Most of us wouldn’t want to work outside for hours in icy conditions, but for Alaska’s Arctic soldiers, it’s the perfect time to put their skills to the test. There are training activities they can only do during the winter.


The 2-377th Parachute Field Artillery Regiment held a live-fire exercise Tuesday. They’re the U.S. Army’s only Arctic airborne artillery unit. They dropped a howitzer gun out of the back of a C-17 and then jumped after it. They had 35 minutes to put the gun together and get it ready to fire.


“In just over 26 minutes, they were able to de-rig the howitzer off of the platform, get the howitzer under action, make contact over the radio with our forward observers watching the impact area and be ready to shoot a live fire mission,” said battalion commander Lt. Col. Rick Johnson. “We’ve got some very rigorous time and accuracy standards and this is really our best training venue to kind of measure ourselves against that.”


It was only 10 degrees and the battlefield was covered in ice and snow, which can make meeting that time goal difficult.


“No individual task is harder, but really just the fatigue and all the little things add up to make it a bit more of a challenge,” Johnson said.
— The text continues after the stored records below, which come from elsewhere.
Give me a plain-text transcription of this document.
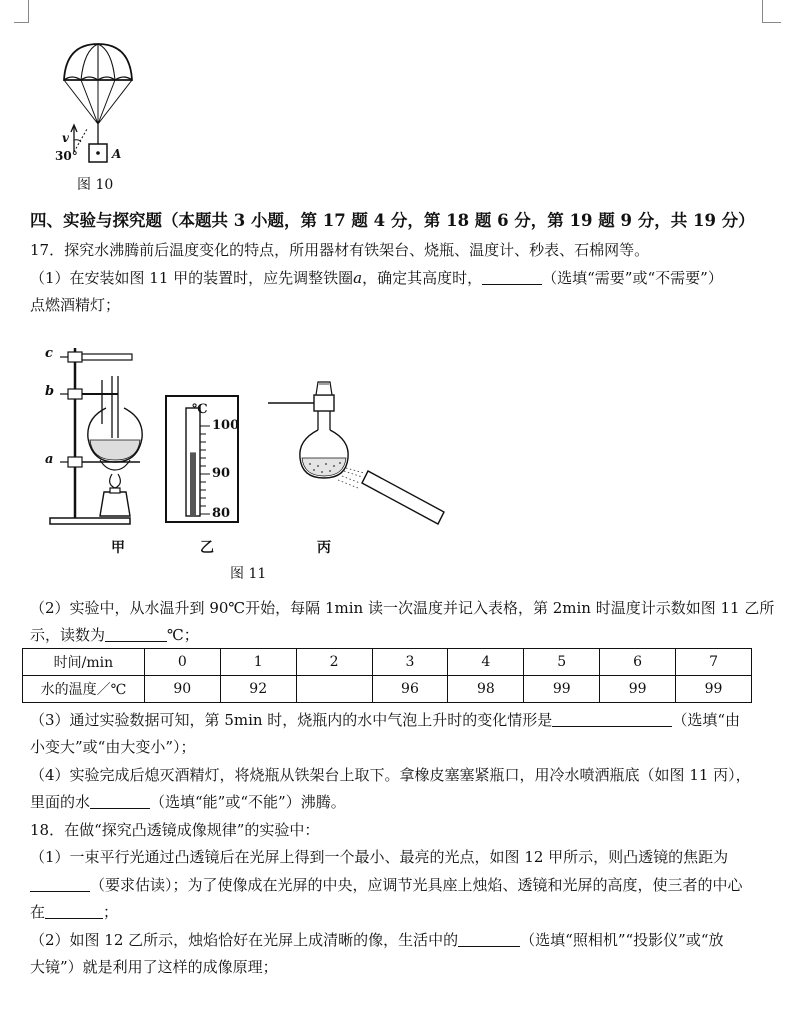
v
30°	A
图 10
四、实验与探究题（本题共 3 小题，第 17 题 4 分，第 18 题 6 分，第 19 题 9 分，共 19 分）
17．探究水沸腾前后温度变化的特点，所用器材有铁架台、烧瓶、温度计、秒表、石棉网等。
（1）在安装如图 11 甲的装置时，应先调整铁圈a，确定其高度时，	（选填“需要”或“不需要”）
点燃酒精灯；
c
b
a
℃
100
90
80
甲	乙	丙
图 11
（2）实验中，从水温升到 90℃开始，每隔 1min 读一次温度并记入表格，第 2min 时温度计示数如图 11 乙所
示，读数为	℃；
时间/min	0	1	2	3	4	5	6	7
水的温度／℃	90	92		96	98	99	99	99
（3）通过实验数据可知，第 5min 时，烧瓶内的水中气泡上升时的变化情形是	（选填“由
小变大”或“由大变小”）；
（4）实验完成后熄灭酒精灯，将烧瓶从铁架台上取下。拿橡皮塞塞紧瓶口，用冷水喷洒瓶底（如图 11 丙），
里面的水	（选填“能”或“不能”）沸腾。
18．在做“探究凸透镜成像规律”的实验中：
（1）一束平行光通过凸透镜后在光屏上得到一个最小、最亮的光点，如图 12 甲所示，则凸透镜的焦距为
（要求估读）；为了使像成在光屏的中央，应调节光具座上烛焰、透镜和光屏的高度，使三者的中心
在	；
（2）如图 12 乙所示，烛焰恰好在光屏上成清晰的像，生活中的	（选填“照相机”“投影仪”或“放
大镜”）就是利用了这样的成像原理；
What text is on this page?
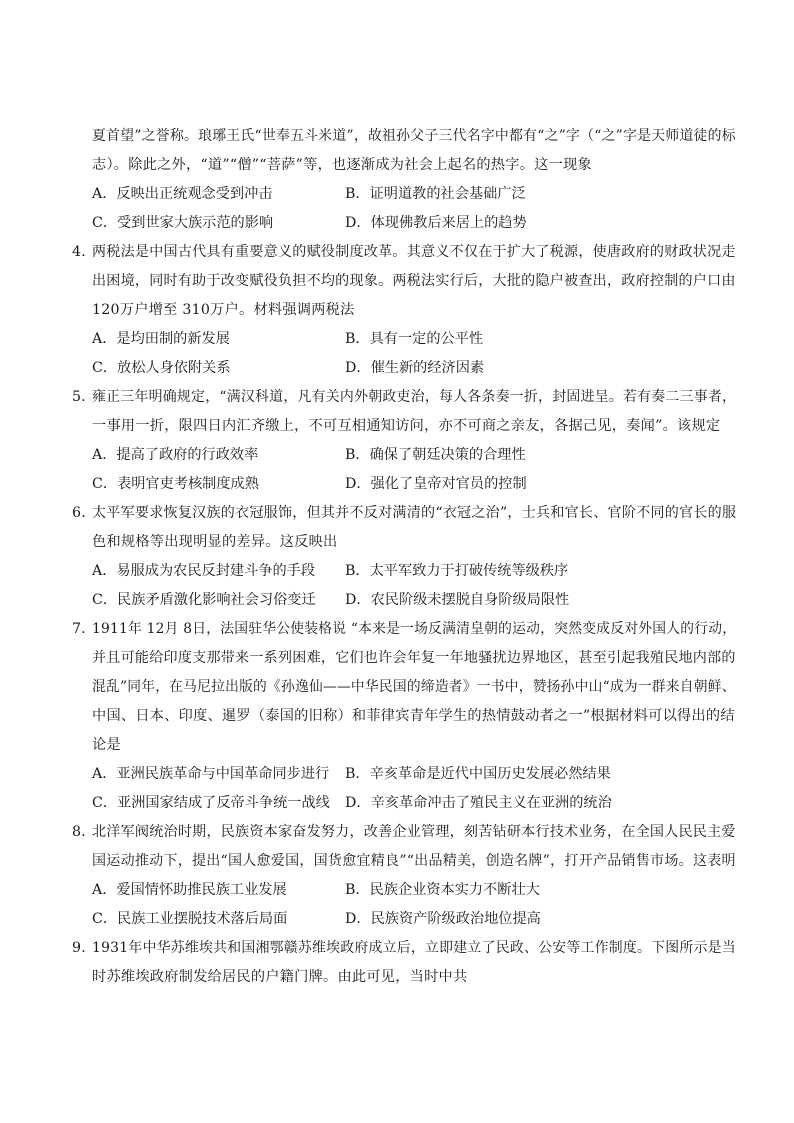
夏首望”之誉称。琅琊王氏“世奉五斗米道”，故祖孙父子三代名字中都有“之”字（“之”字是天师道徒的标
志）。除此之外，“道”“僧”“菩萨”等，也逐渐成为社会上起名的热字。这一现象
A．反映出正统观念受到冲击	B．证明道教的社会基础广泛
C．受到世家大族示范的影响	D．体现佛教后来居上的趋势
4．
两税法是中国古代具有重要意义的赋役制度改革。其意义不仅在于扩大了税源，使唐政府的财政状况走
出困境，同时有助于改变赋役负担不均的现象。两税法实行后，大批的隐户被查出，政府控制的户口由
120万户增至 310万户。材料强调两税法
A．是均田制的新发展	B．具有一定的公平性
C．放松人身依附关系	D．催生新的经济因素
5．
雍正三年明确规定，“满汉科道，凡有关内外朝政吏治，每人各条奏一折，封固进呈。若有奏二三事者，
一事用一折，限四日内汇齐缴上，不可互相通知访问，亦不可商之亲友，各据己见，奏闻”。该规定
A．提高了政府的行政效率	B．确保了朝廷决策的合理性
C．表明官吏考核制度成熟	D．强化了皇帝对官员的控制
6．
太平军要求恢复汉族的衣冠服饰，但其并不反对满清的“衣冠之治”，士兵和官长、官阶不同的官长的服
色和规格等出现明显的差异。这反映出
A．易服成为农民反封建斗争的手段 B．太平军致力于打破传统等级秩序
C．民族矛盾激化影响社会习俗变迁 D．农民阶级未摆脱自身阶级局限性
7．
1911年 12月 8日，法国驻华公使装格说 “本来是一场反满清皇朝的运动，突然变成反对外国人的行动，
并且可能给印度支那带来一系列困难，它们也许会年复一年地骚扰边界地区，甚至引起我殖民地内部的
混乱”同年，在马尼拉出版的《孙逸仙——中华民国的缔造者》一书中，赞扬孙中山“成为一群来自朝鲜、
中国、日本、印度、暹罗（泰国的旧称）和菲律宾青年学生的热情鼓动者之一”根据材料可以得出的结
论是
A．亚洲民族革命与中国革命同步进行 B．辛亥革命是近代中国历史发展必然结果
C．亚洲国家结成了反帝斗争统一战线 D．辛亥革命冲击了殖民主义在亚洲的统治
8．
北洋军阀统治时期，民族资本家奋发努力，改善企业管理，刻苦钻研本行技术业务，在全国人民民主爱
国运动推动下，提出“国人愈爱国，国货愈宜精良”“出品精美，创造名牌”，打开产品销售市场。这表明
A．爱国情怀助推民族工业发展	B．民族企业资本实力不断壮大
C．民族工业摆脱技术落后局面	D．民族资产阶级政治地位提高
9．
1931年中华苏维埃共和国湘鄂赣苏维埃政府成立后，立即建立了民政、公安等工作制度。下图所示是当
时苏维埃政府制发给居民的户籍门牌。由此可见，当时中共
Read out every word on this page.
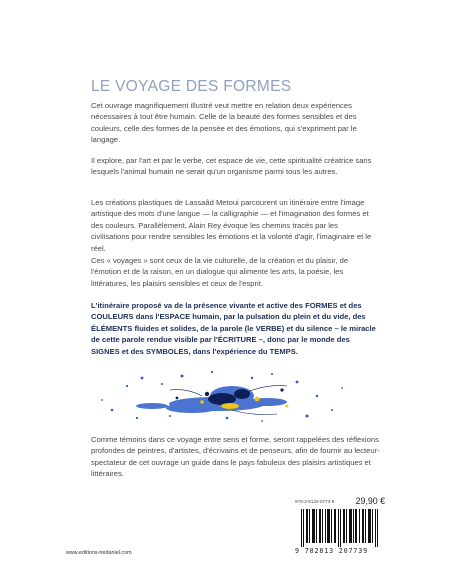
LE VOYAGE DES FORMES

Cet ouvrage magnifiquement illustré veut mettre en relation deux expériences nécessaires à tout être humain. Celle de la beauté des formes sensibles et des couleurs, celle des formes de la pensée et des émotions, qui s'expriment par le langage.

Il explore, par l'art et par le verbe, cet espace de vie, cette spiritualité créatrice sans lesquels l'animal humain ne serait qu'un organisme parmi tous les autres.

Les créations plastiques de Lassaâd Metoui parcourent un itinéraire entre l'image artistique des mots d'une langue — la calligraphie — et l'imagination des formes et des couleurs. Parallèlement, Alain Rey évoque les chemins tracés par les civilisations pour rendre sensibles les émotions et la volonté d'agir, l'imaginaire et le réel.

Ces « voyages » sont ceux de la vie culturelle, de la création et du plaisir, de l'émotion et de la raison, en un dialogue qui alimente les arts, la poésie, les littératures, les plaisirs sensibles et ceux de l'esprit.

L'itinéraire proposé va de la présence vivante et active des FORMES et des COULEURS dans l'ESPACE humain, par la pulsation du plein et du vide, des ÉLÉMENTS fluides et solides, de la parole (le VERBE) et du silence – le miracle de cette parole rendue visible par l'ÉCRITURE –, donc par le monde des SIGNES et des SYMBOLES, dans l'expérience du TEMPS.

Comme témoins dans ce voyage entre sens et forme, seront rappelées des réflexions profondes de peintres, d'artistes, d'écrivains et de penseurs, afin de fournir au lecteur-spectateur de cet ouvrage un guide dans le pays fabuleux des plaisirs artistiques et littéraires.

978-2-8132-0773-9 29,90 €
9 782813 207739
www.editions-tredaniel.com
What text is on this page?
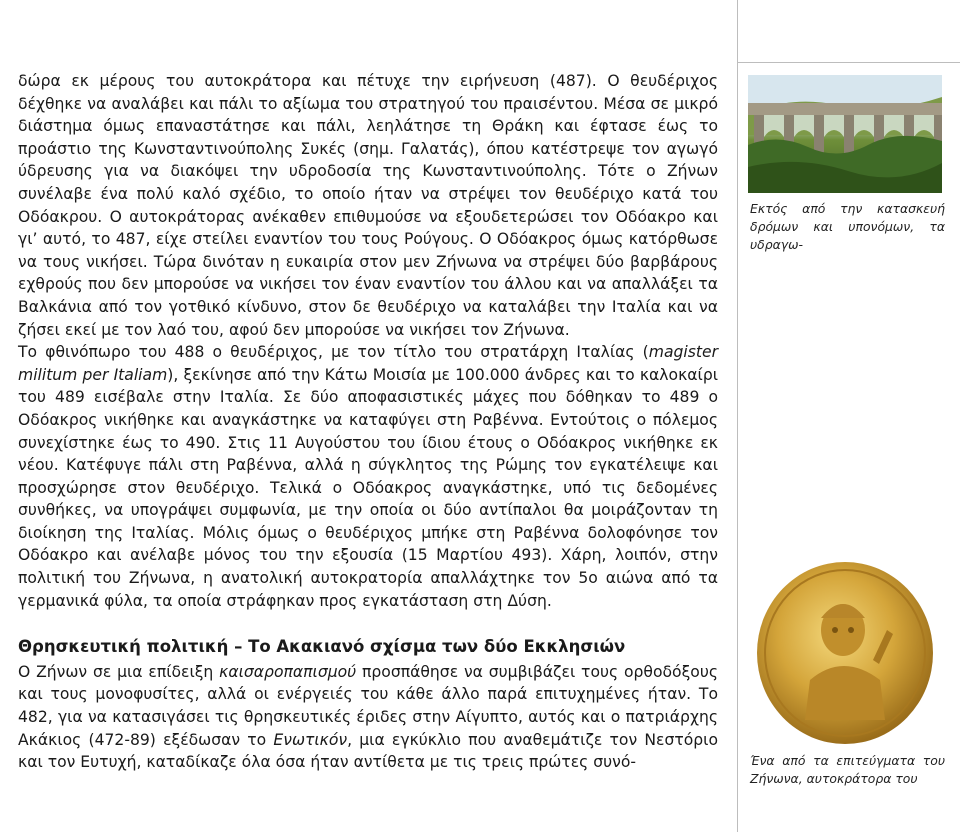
δώρα εκ μέρους του αυτοκράτορα και πέτυχε την ειρήνευση (487). Ο θευδέριχος δέχθηκε να αναλάβει και πάλι το αξίωμα του στρατηγού του πραισέντου. Μέσα σε μικρό διάστημα όμως επαναστάτησε και πάλι, λεηλάτησε τη Θράκη και έφτασε έως το προάστιο της Κωνσταντινούπολης Συκές (σημ. Γαλατάς), όπου κατέστρεψε τον αγωγό ύδρευσης για να διακόψει την υδροδοσία της Κωνσταντινούπολης. Τότε ο Ζήνων συνέλαβε ένα πολύ καλό σχέδιο, το οποίο ήταν να στρέψει τον θευδέριχο κατά του Οδόακρου. Ο αυτοκράτορας ανέκαθεν επιθυμούσε να εξουδετερώσει τον Οδόακρο και γι’ αυτό, το 487, είχε στείλει εναντίον του τους Ρούγους. Ο Οδόακρος όμως κατόρθωσε να τους νικήσει. Τώρα δινόταν η ευκαιρία στον μεν Ζήνωνα να στρέψει δύο βαρβάρους εχθρούς που δεν μπορούσε να νικήσει τον έναν εναντίον του άλλου και να απαλλάξει τα Βαλκάνια από τον γοτθικό κίνδυνο, στον δε θευδέριχο να καταλάβει την Ιταλία και να ζήσει εκεί με τον λαό του, αφού δεν μπορούσε να νικήσει τον Ζήνωνα.

Το φθινόπωρο του 488 ο θευδέριχος, με τον τίτλο του στρατάρχη Ιταλίας (magister militum per Italiam), ξεκίνησε από την Κάτω Μοισία με 100.000 άνδρες και το καλοκαίρι του 489 εισέβαλε στην Ιταλία. Σε δύο αποφασιστικές μάχες που δόθηκαν το 489 ο Οδόακρος νικήθηκε και αναγκάστηκε να καταφύγει στη Ραβέννα. Εντούτοις ο πόλεμος συνεχίστηκε έως το 490. Στις 11 Αυγούστου του ίδιου έτους ο Οδόακρος νικήθηκε εκ νέου. Κατέφυγε πάλι στη Ραβέννα, αλλά η σύγκλητος της Ρώμης τον εγκατέλειψε και προσχώρησε στον θευδέριχο. Τελικά ο Οδόακρος αναγκάστηκε, υπό τις δεδομένες συνθήκες, να υπογράψει συμφωνία, με την οποία οι δύο αντίπαλοι θα μοιράζονταν τη διοίκηση της Ιταλίας. Μόλις όμως ο θευδέριχος μπήκε στη Ραβέννα δολοφόνησε τον Οδόακρο και ανέλαβε μόνος του την εξουσία (15 Μαρτίου 493). Χάρη, λοιπόν, στην πολιτική του Ζήνωνα, η ανατολική αυτοκρατορία απαλλάχτηκε τον 5ο αιώνα από τα γερμανικά φύλα, τα οποία στράφηκαν προς εγκατάσταση στη Δύση.

Θρησκευτική πολιτική – Το Ακακιανό σχίσμα των δύο Εκκλησιών

Ο Ζήνων σε μια επίδειξη καισαροπαπισμού προσπάθησε να συμβιβάζει τους ορθοδόξους και τους μονοφυσίτες, αλλά οι ενέργειές του κάθε άλλο παρά επιτυχημένες ήταν. Το 482, για να κατασιγάσει τις θρησκευτικές έριδες στην Αίγυπτο, αυτός και ο πατριάρχης Ακάκιος (472-89) εξέδωσαν το Ενωτικόν, μια εγκύκλιο που αναθεμάτιζε τον Νεστόριο και τον Ευτυχή, καταδίκαζε όλα όσα ήταν αντίθετα με τις τρεις πρώτες συνό-

Εκτός από την κατασκευή δρόμων και υπονόμων, τα υδραγω-
Ένα από τα επιτεύγματα του Ζήνωνα, αυτοκράτορα του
The soldiers can only fire live rounds into Eagle River Flats during the winter. The Environmental Protection Agency says the ice must be at least five inches thick to prevent any environmental damage. The artillery regiment can use live rounds until March 31. If they want to train during the summer, they have to drive six hours north to Donnelly Training Area, which is just outside Delta Junction.